November 08, 2012

The perils of performance when you always have a cold

Like the dancer-from-birth who says things like 'I can't quite remember when I started dancing. Must have been before I walked.' to interviewers, I could have boasted similarly about my cold. Sadly, my sharp memory for trivia doesn't let me weave subtle fiction, and as a consequence, I know exactly when I started sniffling for life.

I was in the ninth grade and was just over the traumatic experience of getting dental braces. There was a sign in my orthodontist's clinic that said 'I <3 my dentist'. I would stare at it with great malevolence, willing it to metamorphose into 'I HATE my dentist.' In general, with steel wires and vaccines and injections in the gums, it was a bad time to be my doctor.

In the days before I succumbed to the joys of tissue paper, there was a steady assembly line of handkerchiefs that had to be washed and ironed to receive their daily dose of...well, snot. As far as my relations with people went, I was heartbroken when my desk partner and very good friend stopped talking to me because I blew my nose and finally went to sit at another desk. It was hard to comprehend that a cold could come in the way of a seemingly unbreakable friendship. I remember spending much time mulling over this abandonment, but then it was heartening because there were others who didn't think they had to stop talking to me because I had a cold.

And for a few years after this, all was well and I didn't think much of my cold. Having a constant cold doesn't mean I am blowing my nose all the time; it is sporadic like the cool breeze from the Malaya mountains; not as pleasant though. I was, however, constantly apologetic about my nose and its infinite sonic possibilities. Uncertain people were assuaged and comforted by my self-deprecating humour about the 'foghorn'.

When I danced, if I had a bad cold, this meant tucking a wisp of tissue paper into my costume. I have no idea how I actually would have handled blowing my nose on stage.

Krishna: Your beautiful face resembles the crescent moon; it is time for lurve.
Radha: Yes, what a lovely time for lovers and what a sad time for those who are all alone. Let us dance and frolic until next spring. But, wait a minute, I have to blow my nose.

So as you see, prevalent narrative trends in Indian classical dance are not very favourably disposed towards common cold.

Eventually, I met people who didn't seem bothered by my decibel-busting act. A friend I was having dinner with was puzzled when I kept running out of the room or turning away to blow my nose. When I actually started looking around me while blowing my nose, I discovered lots of people who didn't flinch. It was a wonderful thing to know, really.

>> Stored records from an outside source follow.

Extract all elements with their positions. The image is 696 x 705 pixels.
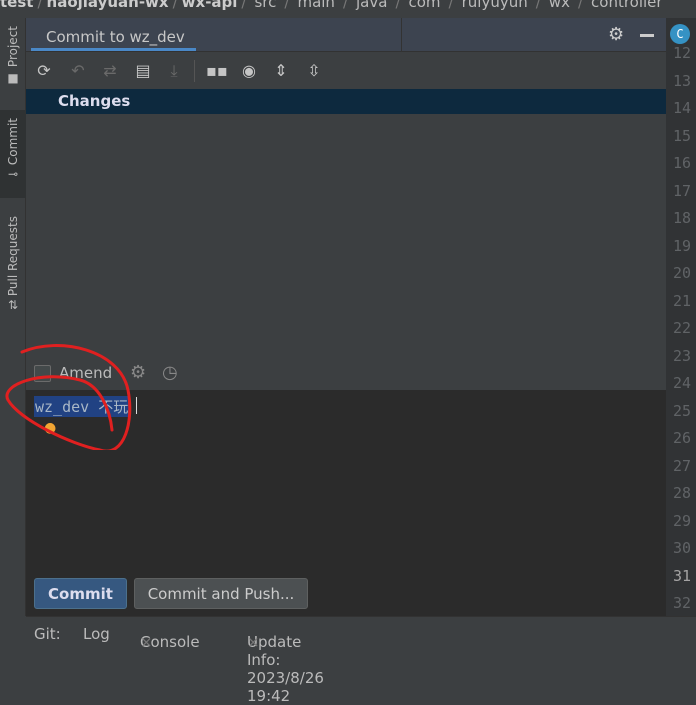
left-tool-strip: Project ■ Commit ⊸ Pull Requests ⇅ bbox=[0, 18, 26, 616]
breadcrumb-item[interactable]: src bbox=[254, 0, 276, 11]
line-number: 26 bbox=[673, 429, 692, 447]
toolbar-separator bbox=[194, 60, 195, 82]
class-file-icon[interactable]: C bbox=[670, 24, 690, 44]
amend-row: Amend ⚙ ◷ bbox=[26, 362, 666, 390]
breadcrumb-separator: / bbox=[284, 0, 290, 11]
lightbulb-icon[interactable]: ● bbox=[44, 420, 56, 436]
breadcrumb-separator: / bbox=[577, 0, 584, 11]
line-number: 21 bbox=[673, 291, 692, 310]
editor-gutter: C 12 13 14 15 16 17 18 19 20 21 22 23 24 25 26 27 28 29 30… bbox=[666, 18, 696, 616]
tab-log[interactable]: Log bbox=[83, 625, 110, 643]
changes-tree bbox=[26, 114, 666, 362]
expand-all-icon[interactable]: ⇕ bbox=[271, 61, 291, 80]
line-number: 32 bbox=[673, 594, 692, 612]
breadcrumb-separator: / bbox=[37, 0, 43, 11]
collapse-all-icon[interactable]: ⇳ bbox=[304, 61, 324, 80]
show-diff-icon[interactable]: ⇄ bbox=[100, 61, 120, 80]
rollback-icon[interactable]: ↶ bbox=[68, 61, 88, 80]
tab-label: Commit bbox=[6, 118, 20, 166]
amend-checkbox[interactable] bbox=[34, 365, 51, 382]
tab-label: Pull Requests bbox=[6, 216, 20, 297]
breadcrumb: test / haojiayuan-wx / wx-api / src / main / java /… bbox=[0, 0, 696, 11]
breadcrumb-item[interactable]: controller bbox=[591, 0, 663, 11]
line-number: 13 bbox=[673, 71, 692, 90]
tab-label: Project bbox=[6, 26, 20, 68]
commit-icon: ⊸ bbox=[7, 167, 19, 182]
commit-and-push-button[interactable]: Commit and Push... bbox=[134, 578, 308, 609]
line-number: 16 bbox=[673, 154, 692, 172]
line-number: 27 bbox=[673, 456, 692, 475]
breadcrumb-separator: / bbox=[342, 0, 348, 11]
breadcrumb-item[interactable]: haojiayuan-wx bbox=[47, 0, 169, 11]
breadcrumb-item[interactable]: wx-api bbox=[182, 0, 238, 11]
line-number: 19 bbox=[673, 236, 692, 255]
git-label: Git: bbox=[34, 625, 61, 643]
breadcrumb-item[interactable]: test bbox=[0, 0, 33, 11]
view-options-icon[interactable]: ◉ bbox=[239, 61, 259, 80]
changelist-icon[interactable]: ▤ bbox=[133, 61, 153, 80]
pull-request-icon: ⇅ bbox=[7, 298, 19, 313]
line-number: 29 bbox=[673, 511, 692, 530]
commit-panel-header: Commit to wz_dev ⚙ bbox=[26, 18, 666, 52]
clock-icon[interactable]: ◷ bbox=[162, 362, 178, 383]
refresh-icon[interactable]: ⟳ bbox=[34, 61, 54, 80]
line-number: 25 bbox=[673, 401, 692, 420]
commit-toolbar: ⟳ ↶ ⇄ ▤ ⤓ ▪▪ ◉ ⇕ ⇳ bbox=[26, 52, 666, 89]
breadcrumb-separator: / bbox=[535, 0, 541, 11]
breadcrumb-separator: / bbox=[172, 0, 178, 11]
breadcrumb-item[interactable]: java bbox=[356, 0, 387, 11]
line-number: 24 bbox=[673, 374, 692, 392]
amend-label[interactable]: Amend bbox=[59, 364, 112, 382]
tab-commit[interactable]: Commit ⊸ bbox=[0, 110, 26, 198]
breadcrumb-item[interactable]: com bbox=[409, 0, 441, 11]
folder-icon: ■ bbox=[7, 71, 19, 86]
breadcrumb-separator: / bbox=[448, 0, 454, 11]
changes-node[interactable]: Changes bbox=[26, 89, 666, 114]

So, now I blow away with impunity. But, being a conscientious audience member, I cannot bring myself to interrupt performances with unwelcome sounds. Here, classical dance is slightly more accommodating. I can gauge when the music is going to be loud and time my blowing with high-decibel music so that it goes unnoticed. And my sense of timing as far as remove tissue-duck-blow goes is often better than my sense of direction. 

My sense of direction is really good.

Having recently spent a week attending a contemporary dance festival with a runny nose, I argue that the contemporary trend of performing in silence puts some people's nasal passages through great torment. Especially if they are conscientious, like I am.

I sat through an hour-long performance by Padmini Chettur, performed largely in silence, not daring to breathe too hard. Partly because it was engrossing, but partly because drawing a deep breath would have meant whiney sounds. The next day, three more dancers performed in near-silent conditions, and it was sheer torture. Even the clapping is not loud enough, because audiences are often unsure whether the performance is over. 

Of course, when you are being such a good girl, there are still people around you whose phones ring and who answer them and loudly say in stage whispers, "I am in a performance and I'll call you later. What...? No, I can't hear you. No, no. (whispers get louder) I said I'll call you later. No, I'm not coming. No, I'll call you later. Yeah. Yeah. Bye." 

Then they experimentally see how their phones look once they are silenced. 

And then the performance ends; I hurriedly clap twice, blow my nose to orgasmic satisfaction, and rejoin the clapping with a sense of great fulfilment. Once again, I have excelled at my very own, silent, meta-performance.